-1

Trying to do practice on using large data on AWS using mapreduce and python.

I have the code

    import sys
    import re
    import csv
    import glob
    import string

    #class MyDialect(csv.Dialect):
        #strict = True
        #skipinitialspace = False
        #quoting = QUOTE_MINIMAL
        #delimiter = ','
        #quotechar = '"'

    for line in sys.stdin:
        csv.reader(line, dialect='excel')
        #reader = csv.reader(line, delimiter=',', quoting=csv.QUOTE_ALL,  quotechar='"')
        #line = line.strip()
        #unpacked = line.split(",")
        try:
        #regular expresion 
          num,title,year,length,budget,rating,votes,r1,r2,r3,r4,r5,r6,r7,r8,r9,r10,mpaa,Action,Animation,Comedy,Drama,Documentary,Romance,Short = line.split(",")
          if float(rating) <= 1:
            results = [votes, rating, title, year]
            print("\t".join(results))
        except ValueError:
          pass

Now I know this isn't perfect its outputing the line value, however whenever I try to use the csv on the line I get .

<_csv.reader object at 0x7fc2c184e280>

for all my lines.

I need to get the input as a line, and the output it to std out as this is one node processing the data and passing it to the reducer. I have most of the bugs worked out, however it doesn't accept titles with a comma in them. so "Blair witch, the" would be skipped and not shown in the list as I believe the budget becomes the rating and the rating the votes.

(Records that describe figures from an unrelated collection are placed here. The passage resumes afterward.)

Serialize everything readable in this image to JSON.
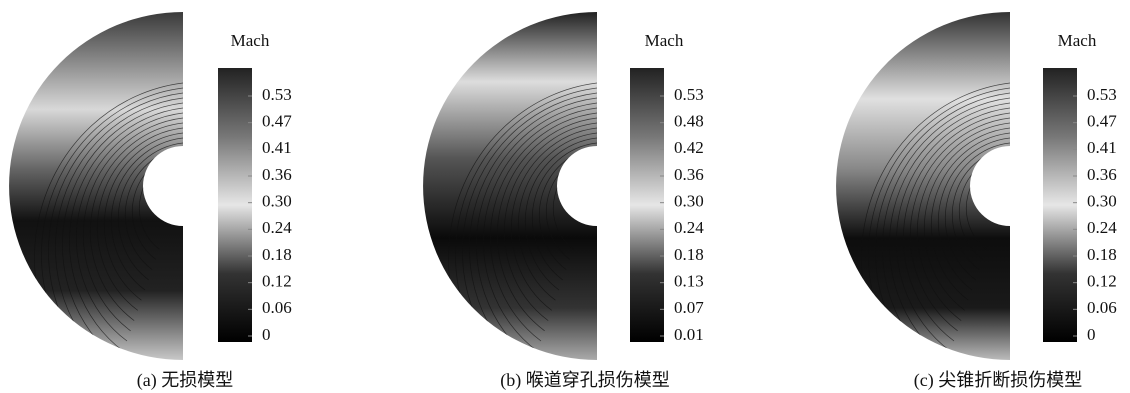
{
  "panels": [
    {
      "colorbar": {
        "title": "Mach",
        "ticks": [
          "0.53",
          "0.47",
          "0.41",
          "0.36",
          "0.30",
          "0.24",
          "0.18",
          "0.12",
          "0.06",
          "0"
        ]
      },
      "caption": "(a) 无损模型"
    },
    {
      "colorbar": {
        "title": "Mach",
        "ticks": [
          "0.53",
          "0.48",
          "0.42",
          "0.36",
          "0.30",
          "0.24",
          "0.18",
          "0.13",
          "0.07",
          "0.01"
        ]
      },
      "caption": "(b) 喉道穿孔损伤模型"
    },
    {
      "colorbar": {
        "title": "Mach",
        "ticks": [
          "0.53",
          "0.47",
          "0.41",
          "0.36",
          "0.30",
          "0.24",
          "0.18",
          "0.12",
          "0.06",
          "0"
        ]
      },
      "caption": "(c) 尖锥折断损伤模型"
    }
  ]
}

Any idea on how to do this?

Sean Sullivan
  • 329
  • 3
  • 6
  • 17

2 Answers2

0

csv.reader takes an opened file as its argument and will return you a reader object which will iterate over lines in the given csvfile. Since you didn't handle the return value of csv.reader, it will print the lines you saw. Therefore you need to use a variable to store the reader and then iterate use that reader object if you want to use this module or just delete that line if you want to manually parse the file. See the document for detail: https://docs.python.org/2/library/csv.html

Haochen Wu
  • 1,753
  • 1
  • 17
  • 24
  • I did try to do "readline = csv.reader(line)" and print readline, but I got an object back, is there a way to pass those to a variable? – Sean Sullivan Apr 27 '15 at 17:44
  • csv.reader is supposed to take care of a set of csv lines. You can not use it to process one single line. The object it returns can be iterated and each iteration will give you a list that contains the elements in one line of the original csv file. Here is an example of how to use it over stdin:http://stackoverflow.com/questions/6556078/how-to-read-a-csv-file-from-a-stream-and-process-each-line-as-it-is-written – Haochen Wu Apr 27 '15 at 18:10
-1

Ok found the simpler way of doing all this. If you are the admin you have control of the data, instead of doing "," as the deliminator, use tabs, then you won't have issues with the commas anyplace. Most database information doesn't have tabs, unless there is a lot of text.

Know your data, work the program around the data in tandem.

Sean Sullivan
  • 329
  • 3
  • 6
  • 17